The government has made two announcements about refugees and asylum seekers this week.
The first is the plan to move Afghan refugees, flown from Kabul following the Taliban takeover, most of whom have a close link to the UK, from the hotels that they have been living in for 18 months.
Of course, vulnerable families should not have to live indefinitely in hotels, with no ability to build a new life.
But the real problem is not people’s willingness to move. It is finding affordable housing for people to move into. While the announcement talks about refugees turning down suitable houses, most have not been offered anywhere to move to, and nor is it likely that they will in the next few months.

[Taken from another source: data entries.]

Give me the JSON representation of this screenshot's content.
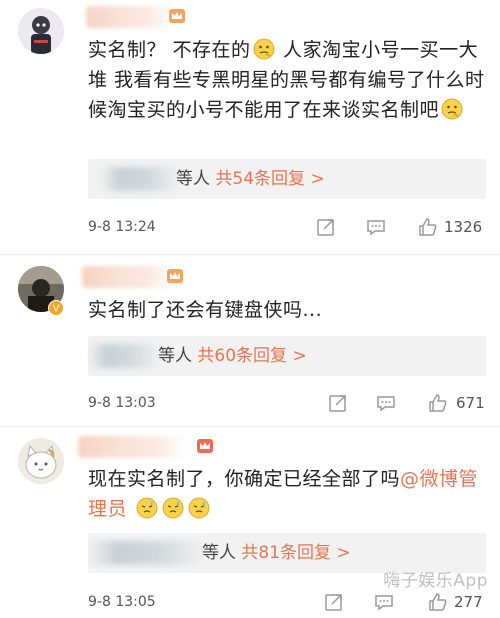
{
  "comments": [
    {
      "text_parts": [
        "实名制？ 不存在的",
        " 人家淘宝小号一买一大堆 我看有些专黑明星的黑号都有编号了什么时候淘宝买的小号不能用了在来谈实名制吧"
      ],
      "reply_suffix": "等人",
      "reply_link": "共54条回复 >",
      "time": "9-8 13:24",
      "likes": "1326"
    },
    {
      "text_parts": [
        "实名制了还会有键盘侠吗..."
      ],
      "reply_suffix": "等人",
      "reply_link": "共60条回复 >",
      "time": "9-8 13:03",
      "likes": "671"
    },
    {
      "text_parts": [
        "现在实名制了，你确定已经全部了吗"
      ],
      "mention": "@微博管理员",
      "reply_suffix": "等人",
      "reply_link": "共81条回复 >",
      "time": "9-8 13:05",
      "likes": "277"
    }
  ],
  "watermark": "嗨子娱乐App",
  "icons": {
    "share": "share-icon",
    "comment": "comment-icon",
    "like": "like-icon",
    "crown": "crown-badge-icon",
    "verified": "verified-badge-icon",
    "emoji_think": "thinking-emoji-icon",
    "emoji_sweat": "sweat-emoji-icon"
  },
  "colors": {
    "accent": "#eb7350",
    "reply_bg": "#f2f2f2",
    "icon_gray": "#9a9a9a"
  }
}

The government must provide more support to these refugees, who have already suffered so much trauma. They should be supported to move, but not punished or threatened if affordable housing is not available. They must be allowed to find suitable, settled accommodation, and be given the opportunity to rebuild their lives in safety. And the government must guarantee that no refugee will be made homeless as a result of this announcement.
The second announcement relates to asylum seekers, many but not all of whom have crossed the Channel in small boats. These are the people targeted by last year’s Nationality and Borders Act and by this year’s Illegal Migration Bill, a de facto ban on the right to seek asylum in the UK. The government is seeking to criminalise and punish people fleeing war, torture and trafficking. They choose to ignore the fact that the vast majority of asylum seekers are able to demonstrate that they are genuinely fleeing for their lives and are granted protection.*
But the government has declared them all to be “illegal”. It wants asylum seekers to be taken out of hotels and put into disused military barracks. The expansion of camp-like accommodation is in itself deeply worrying. We have seen this with Napier Barracks, Penally Camp and Manston Processing Centre, where dangerous overcrowding and contagious infections led to humanitarian crises. People seeking asylum have the right to live in dignity and security, and it is the responsibility of the government to ensure this.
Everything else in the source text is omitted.